Un presentimiento siniestro se apoderó de mí, y negué presuroso, dando a entender que no estaba nada cansado y esperaba la continuación del relato.
El presentimiento no me engañó. El hombre me contó cómo, hacía treinta años, un joven y entusiasta inventor llevó a la casa de creación de los escritores en Kukushkin, cargado sobre su moto, el primer modelo del Metales, el Medidor del Talento del Escritor, y cómo Zájar Kupidónich, sin autorización, metió en el aparato un manuscrito de Sídor Amenpodéspovich, y después, encantado, leyó en el comedor de la casa las conclusiones del Metales, que por cierto no asombraron a nadie; y le contó la horrible disputa que tuvo lugar, junto al indiferente aparato, entre Flavii Vespasiánovich y el descarado redactor de la editorial El Literato Moscovita; y cómo se echó a perder del todo el jubileo de Gaussiana Nikíforovna cuando se desperdiciaron sin sentido ciento siete porciones de esturión al espetón y de filete a la Suvórov, traídos del club en un coche estatal último modelo; y cómo Lukián Liubomúdrovich intentó sobornar al inventor para que éste arreglara algo en su maldito cacharro: primero le propuso una caja de vodka, después dinero, y finalmente un piso en uno de los nuevos edificios altos... En una palabra, me contó cómo durante ocho días reinó el infierno en la casa de creación de Kukushkin, y en la noche del octavo día destrozaron el aparato, y un día después Mefodii Kirílich puso fin a aquella historia según las reglas, por suerte no vigentes hoy, para la solución de conflictos.

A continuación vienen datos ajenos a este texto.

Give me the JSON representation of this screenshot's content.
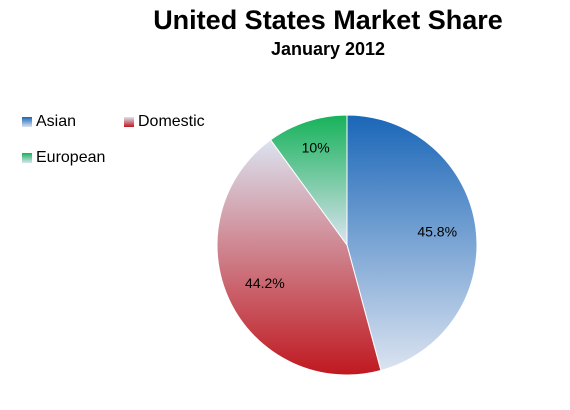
{
  "chart_data": {
    "type": "pie",
    "title": "United States Market Share",
    "subtitle": "January 2012",
    "categories": [
      "Asian",
      "Domestic",
      "European"
    ],
    "values": [
      45.8,
      44.2,
      10
    ],
    "value_labels": [
      "45.8%",
      "44.2%",
      "10%"
    ],
    "colors": [
      "#1a66b8",
      "#c0181f",
      "#16b25a"
    ],
    "legend": "top-left"
  }
}
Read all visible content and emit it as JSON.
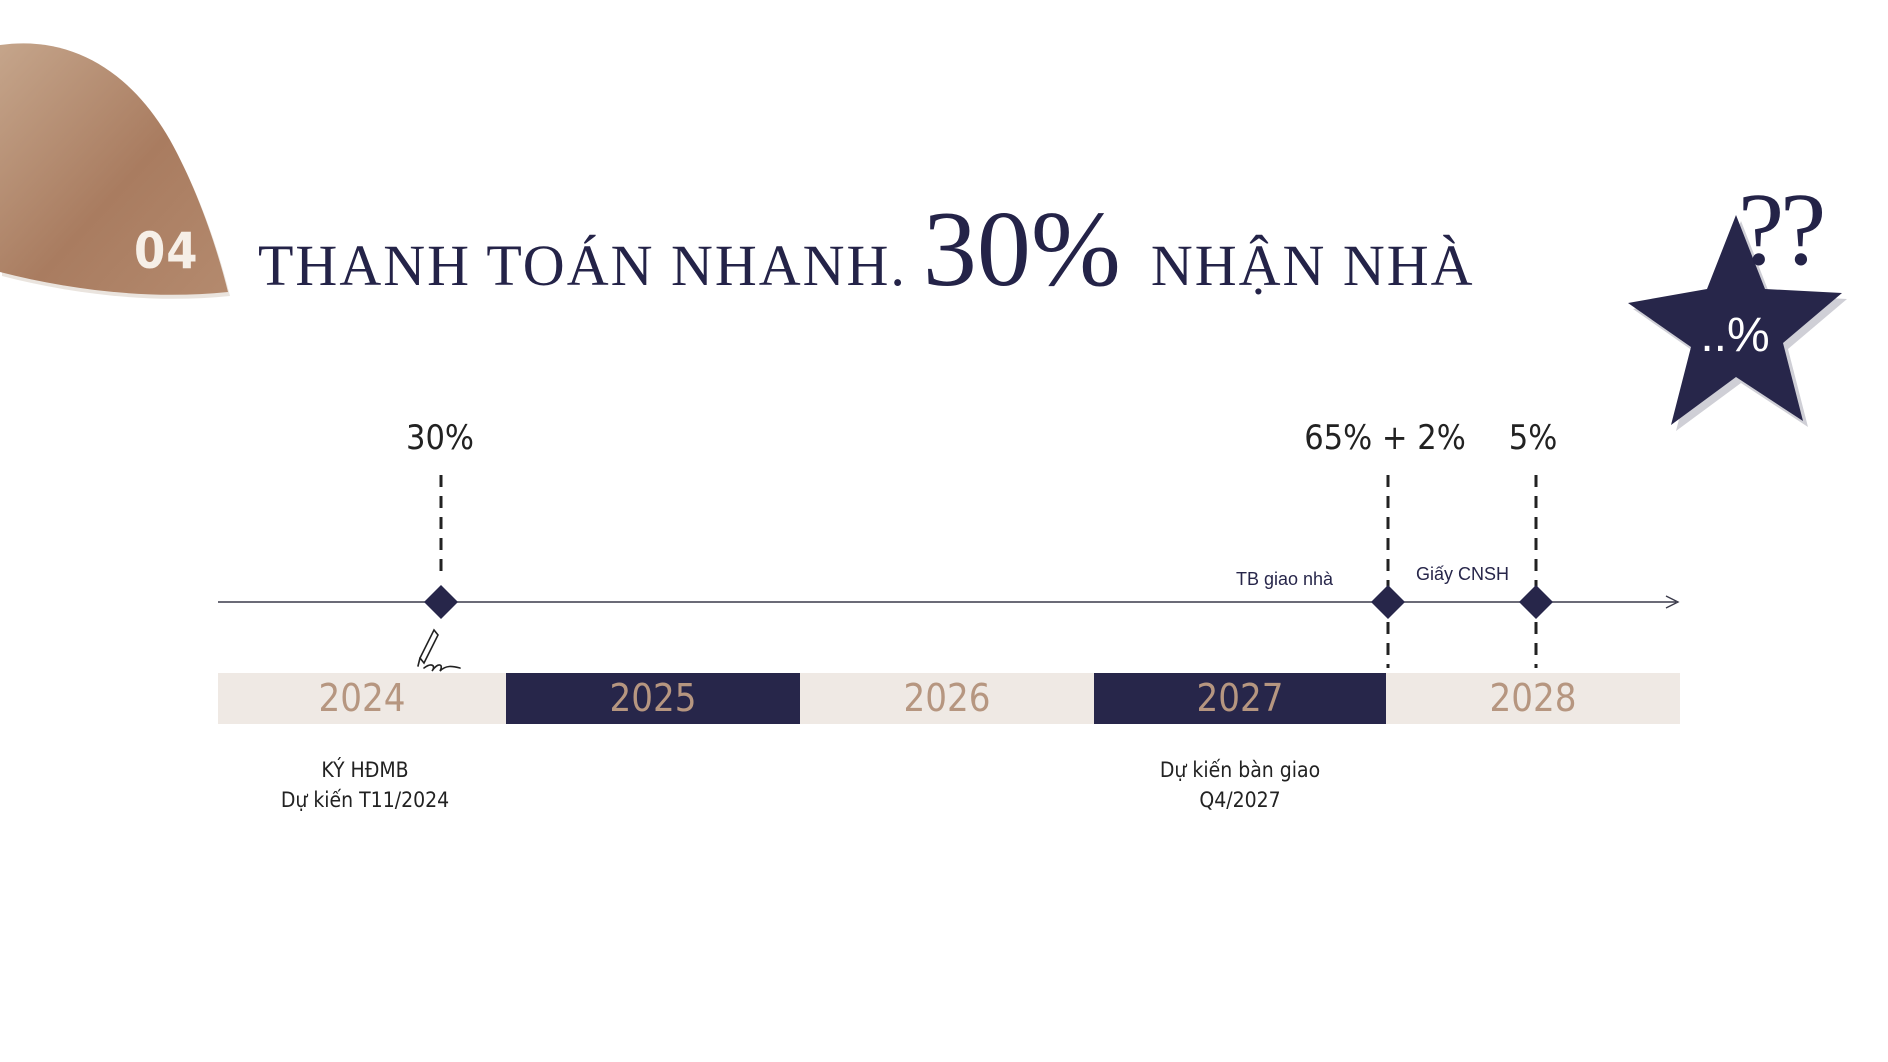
{
  "section_number": "04",
  "title": {
    "part1": "THANH TOÁN NHANH.",
    "part2": "30%",
    "part3": "NHẬN NHÀ"
  },
  "star": {
    "label": "..%",
    "question_marks": "??"
  },
  "milestones": [
    {
      "percent": "30%"
    },
    {
      "percent": "65% + 2%",
      "label": "TB giao nhà"
    },
    {
      "percent": "5%",
      "label": "Giấy CNSH"
    }
  ],
  "years": [
    "2024",
    "2025",
    "2026",
    "2027",
    "2028"
  ],
  "captions": [
    {
      "line1": "KÝ HĐMB",
      "line2": "Dự kiến T11/2024"
    },
    {
      "line1": "Dự kiến bàn giao",
      "line2": "Q4/2027"
    }
  ],
  "colors": {
    "navy": "#27264a",
    "bronze": "#b08a6e",
    "beige": "#efe9e4",
    "year_text": "#b69680"
  }
}
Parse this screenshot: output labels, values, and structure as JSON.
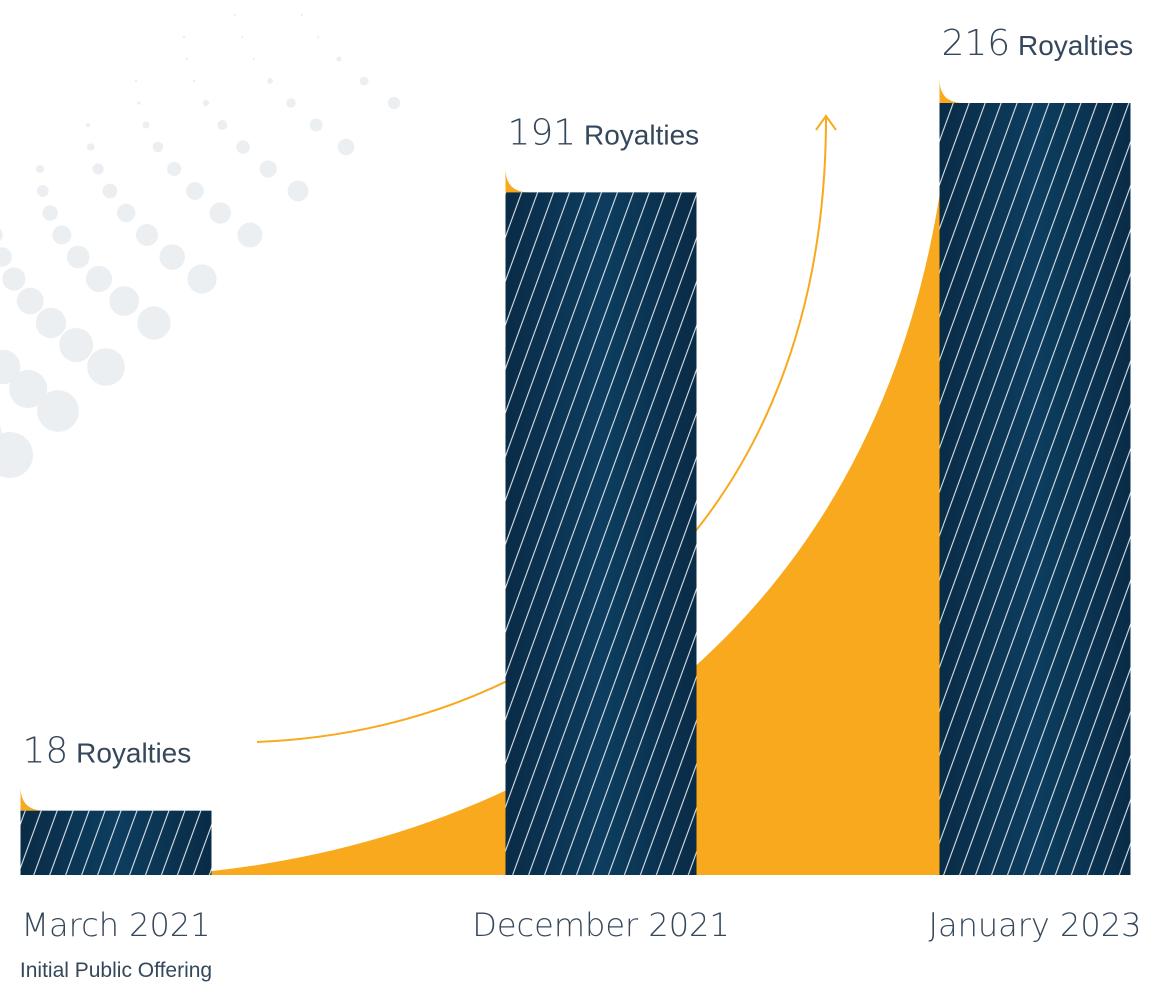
{
  "chart_data": {
    "type": "bar",
    "categories": [
      "March 2021",
      "December 2021",
      "January 2023"
    ],
    "values": [
      18,
      191,
      216
    ],
    "value_labels": [
      "18",
      "191",
      "216"
    ],
    "unit_label": "Royalties",
    "sublabels": [
      "Initial Public Offering",
      "",
      ""
    ],
    "title": "",
    "xlabel": "",
    "ylabel": "",
    "ylim": [
      0,
      216
    ],
    "grid": false,
    "legend": "none"
  },
  "colors": {
    "bar": "#0d3d5f",
    "bar_dark": "#092c47",
    "accent": "#f8a91d",
    "text": "#35475a",
    "dots": "#eceff2"
  }
}
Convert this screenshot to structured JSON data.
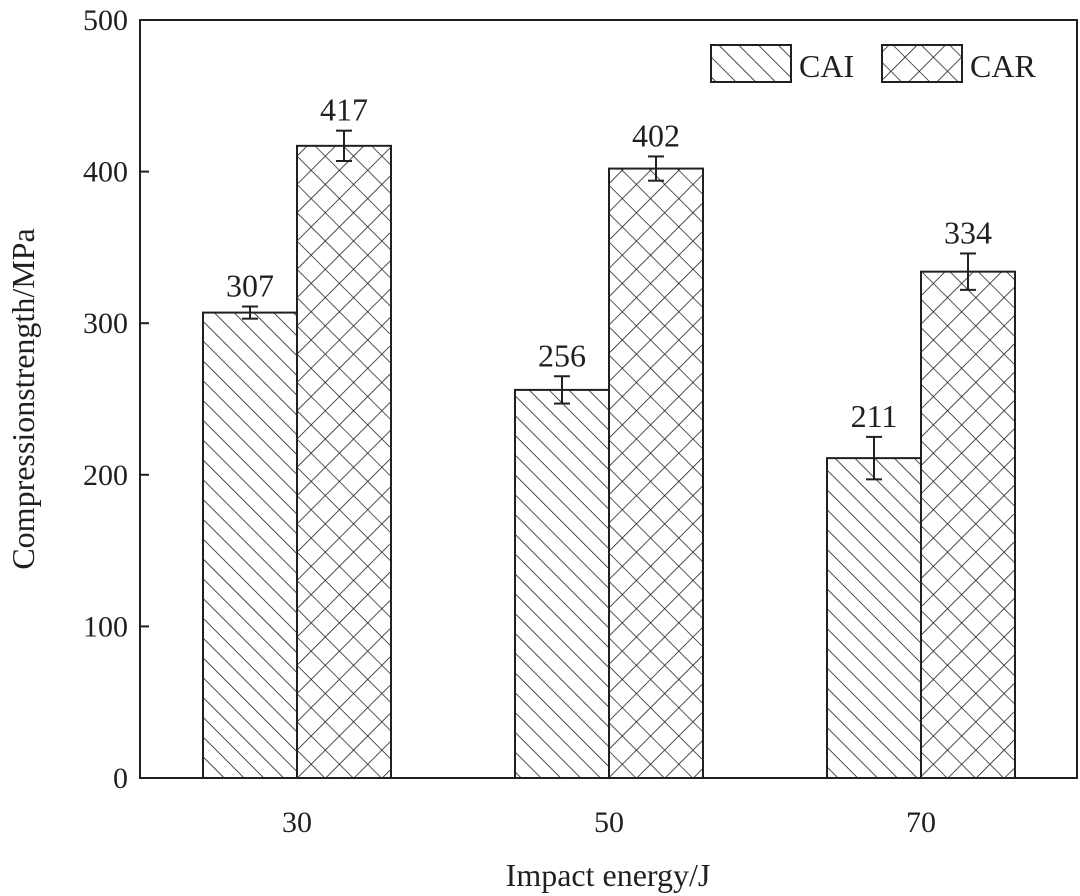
{
  "chart_data": {
    "type": "bar",
    "categories": [
      "30",
      "50",
      "70"
    ],
    "series": [
      {
        "name": "CAI",
        "pattern": "diagonal-hatch",
        "values": [
          307,
          256,
          211
        ],
        "errors": [
          4,
          9,
          14
        ],
        "labels": [
          "307",
          "256",
          "211"
        ]
      },
      {
        "name": "CAR",
        "pattern": "cross-hatch",
        "values": [
          417,
          402,
          334
        ],
        "errors": [
          10,
          8,
          12
        ],
        "labels": [
          "417",
          "402",
          "334"
        ]
      }
    ],
    "title": "",
    "xlabel": "Impact energy/J",
    "ylabel": "Compressionstrength/MPa",
    "ylim": [
      0,
      500
    ],
    "yticks": [
      0,
      100,
      200,
      300,
      400,
      500
    ],
    "ytick_labels": [
      "0",
      "100",
      "200",
      "300",
      "400",
      "500"
    ],
    "grid": false,
    "legend_position": "top-right",
    "colors": {
      "ink": "#231f20",
      "background": "#ffffff"
    }
  }
}
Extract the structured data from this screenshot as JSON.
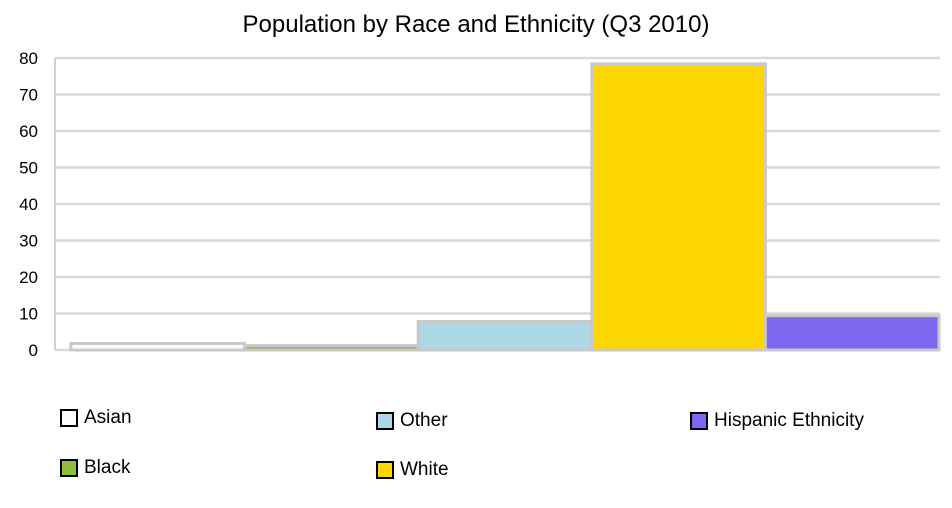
{
  "chart_data": {
    "type": "bar",
    "title": "Population by Race and Ethnicity (Q3 2010)",
    "categories": [
      "Asian",
      "Black",
      "Other",
      "White",
      "Hispanic Ethnicity"
    ],
    "values": [
      1.8,
      1.2,
      7.8,
      78.4,
      9.4
    ],
    "colors": [
      "#ffffff",
      "#8fbf3f",
      "#add8e6",
      "#ffd700",
      "#7b68ee"
    ],
    "ylim": [
      0,
      80
    ],
    "yticks": [
      0,
      10,
      20,
      30,
      40,
      50,
      60,
      70,
      80
    ],
    "grid": true,
    "legend": {
      "placement": "bottom",
      "items": [
        "Asian",
        "Other",
        "Hispanic Ethnicity",
        "Black",
        "White"
      ],
      "colors": [
        "#ffffff",
        "#add8e6",
        "#7b68ee",
        "#8fbf3f",
        "#ffd700"
      ]
    }
  }
}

—Entonces, ¿conocía usted a Anatoli Efímovich? —le pregunté tan pronto calló, tras relatarme aquella historia que yo había escuchado ansiosamente.
—¡Por supuesto! —respondió con cierto asombro—. ¿Y por qué se ha acordado ahora de él?
—¡Y cómo no! Todo eso que usted me acaba de narrar es la trama de la comedia que quería escribir el finado Anatoli Efímovich...
—Ah, claro —soltó, como si acabara de acordarse—. Pero sepa que él no sólo quiso escribirla. Él la escribió. Y era uno de los personajes, con otro nombre, por supuesto. Y todo esto ocurrió en Kukushkin, en marzo del cincuenta y dos...
Algo en esta última frase me hizo dar un salto, pero en mi opinión se trataba de otra incoherencia, a la que me agarré presuroso.